Deborah performed “(You Make Me Feel Like) A Natural Woman” onboard a gay cruise ship in Season Two, which according to the creators, was her idea. “Jean said, ‘I really wanna sing. If we get a Season One, I really wanna sing,’” Statsky remembers the actress telling them prior to the show getting the greenlight. “And we were like, ‘Great! That sounds awesome. No problem. We’ll write that in.’ And then, we wrote it in, and it was happening, and she came to us and said, ‘Don’t listen to me. Don’t take my suggestions. I don’t wanna sing.’”

“It was torture,” Smart later said. “I mean, it was sort of fun, but it was torture.”

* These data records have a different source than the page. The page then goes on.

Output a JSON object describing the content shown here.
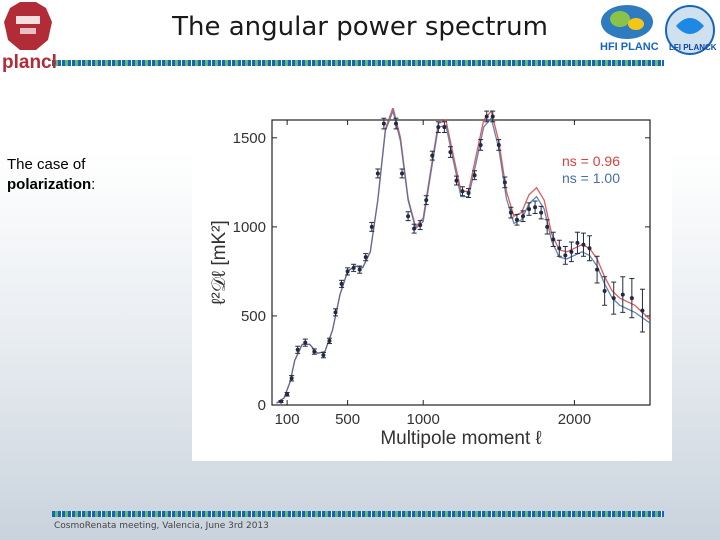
{
  "slide": {
    "title": "The angular power spectrum",
    "side_text": "The case of",
    "side_text_bold": "polarization",
    "side_text_colon": ":",
    "footer": "CosmoRenata meeting, Valencia, June 3rd 2013",
    "logos": {
      "left": "planck",
      "right1": "HFI PLANCK",
      "right2": "LFI PLANCK"
    },
    "colors": {
      "accent_blue": "#1565c0",
      "accent_green": "#66bb6a",
      "planck_red": "#b22c38",
      "curve": "#5f86a8",
      "point": "#222a40",
      "legend_red": "#d84040",
      "legend_blue": "#4a6fa0"
    }
  },
  "chart_data": {
    "type": "scatter",
    "title": "",
    "xlabel": "Multipole moment ℓ",
    "ylabel": "ℓ²𝒟ℓ [mK²]",
    "xlim": [
      0,
      2500
    ],
    "ylim": [
      0,
      1600
    ],
    "x_ticks": [
      100,
      500,
      1000,
      2000
    ],
    "x_tick_labels": [
      "100",
      "500",
      "1000",
      "2000"
    ],
    "y_ticks": [
      0,
      500,
      1000,
      1500
    ],
    "y_tick_labels": [
      "0",
      "500",
      "1000",
      "1500"
    ],
    "grid": false,
    "legend_position": "top-right",
    "series": [
      {
        "name": "ns = 0.96",
        "kind": "line",
        "color": "#d84040",
        "x": [
          30,
          80,
          120,
          150,
          200,
          250,
          300,
          350,
          400,
          450,
          500,
          550,
          600,
          650,
          700,
          750,
          800,
          850,
          900,
          950,
          1000,
          1050,
          1100,
          1150,
          1200,
          1250,
          1300,
          1350,
          1400,
          1450,
          1500,
          1550,
          1600,
          1650,
          1700,
          1750,
          1800,
          1850,
          1900,
          1950,
          2000,
          2050,
          2100,
          2150,
          2200,
          2250,
          2300,
          2350,
          2400,
          2450,
          2500
        ],
        "y": [
          10,
          40,
          130,
          250,
          340,
          340,
          290,
          300,
          420,
          620,
          750,
          780,
          770,
          860,
          1150,
          1550,
          1670,
          1500,
          1160,
          1000,
          1050,
          1320,
          1580,
          1600,
          1400,
          1200,
          1200,
          1400,
          1600,
          1650,
          1480,
          1200,
          1060,
          1080,
          1180,
          1220,
          1150,
          960,
          870,
          860,
          880,
          900,
          880,
          820,
          720,
          640,
          600,
          580,
          560,
          520,
          480
        ]
      },
      {
        "name": "ns = 1.00",
        "kind": "line",
        "color": "#4a6fa0",
        "x": [
          30,
          80,
          120,
          150,
          200,
          250,
          300,
          350,
          400,
          450,
          500,
          550,
          600,
          650,
          700,
          750,
          800,
          850,
          900,
          950,
          1000,
          1050,
          1100,
          1150,
          1200,
          1250,
          1300,
          1350,
          1400,
          1450,
          1500,
          1550,
          1600,
          1650,
          1700,
          1750,
          1800,
          1850,
          1900,
          1950,
          2000,
          2050,
          2100,
          2150,
          2200,
          2250,
          2300,
          2350,
          2400,
          2450,
          2500
        ],
        "y": [
          10,
          40,
          130,
          250,
          340,
          340,
          290,
          300,
          420,
          620,
          750,
          780,
          770,
          860,
          1150,
          1540,
          1650,
          1480,
          1150,
          990,
          1030,
          1300,
          1560,
          1570,
          1370,
          1170,
          1170,
          1360,
          1560,
          1610,
          1440,
          1160,
          1020,
          1040,
          1130,
          1170,
          1100,
          920,
          830,
          820,
          840,
          860,
          840,
          780,
          680,
          600,
          560,
          540,
          520,
          490,
          460
        ]
      },
      {
        "name": "data",
        "kind": "points",
        "color": "#222a40",
        "x": [
          60,
          100,
          130,
          170,
          220,
          280,
          340,
          380,
          420,
          460,
          500,
          540,
          580,
          620,
          660,
          700,
          740,
          780,
          820,
          860,
          900,
          940,
          980,
          1020,
          1060,
          1100,
          1140,
          1180,
          1220,
          1260,
          1300,
          1340,
          1380,
          1420,
          1460,
          1500,
          1540,
          1580,
          1620,
          1660,
          1700,
          1740,
          1780,
          1820,
          1860,
          1900,
          1940,
          1980,
          2020,
          2060,
          2100,
          2150,
          2200,
          2260,
          2320,
          2380,
          2450
        ],
        "y": [
          20,
          60,
          150,
          310,
          350,
          300,
          280,
          360,
          520,
          680,
          750,
          770,
          760,
          830,
          1000,
          1300,
          1580,
          1700,
          1580,
          1300,
          1060,
          990,
          1010,
          1150,
          1400,
          1560,
          1560,
          1420,
          1260,
          1200,
          1190,
          1290,
          1460,
          1620,
          1620,
          1460,
          1250,
          1080,
          1040,
          1060,
          1100,
          1110,
          1080,
          1000,
          930,
          880,
          840,
          860,
          910,
          900,
          880,
          760,
          640,
          600,
          620,
          600,
          530
        ],
        "err": [
          5,
          10,
          15,
          20,
          20,
          15,
          15,
          15,
          20,
          20,
          20,
          20,
          20,
          20,
          25,
          25,
          30,
          30,
          30,
          25,
          25,
          25,
          25,
          25,
          25,
          30,
          30,
          30,
          25,
          25,
          25,
          25,
          30,
          30,
          30,
          30,
          30,
          30,
          30,
          30,
          35,
          35,
          35,
          40,
          40,
          45,
          50,
          55,
          60,
          65,
          70,
          75,
          80,
          90,
          100,
          110,
          120
        ]
      }
    ],
    "legend": [
      {
        "label": "ns = 0.96",
        "color": "#d84040"
      },
      {
        "label": "ns = 1.00",
        "color": "#4a6fa0"
      }
    ]
  }
}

The Show Has Won a Ton of Awards

Some of the show’s biggest wins include Golden Globes for Best TV Series (Musical or Comedy) and Best Actress in the same category (for Smart) in 2022, as well as a Peabody Award in Entertainment that same year. Smart also won two Emmys for her character, and just about every crew member working on the show has either been nominated or has won an award, too.

Female Comedians Have Embraced the Show

Given that the idea behind the show was to show the struggles of — and celebrate — women in comedy, Statsky told NPR: “One of the greatest things about the show is that we have heard from these female comedians and artists who are, you know, massive, massive influences to us. You know, people like Rosie O’Donnell or Wanda Sykes or, you know, Susie Essman. We wanted to make the show for women like that. We wanted to honor women who have been doing what they do so well for so long and maybe haven’t been celebrated or certainly haven’t been celebrated as much as they should. And then we were very touched by the idea of how many women coming up in comedy or the arts, because it was such an unwelcoming place for them, didn’t get to tell their story, didn’t keep going because the path was so difficult and made so much harder for them.”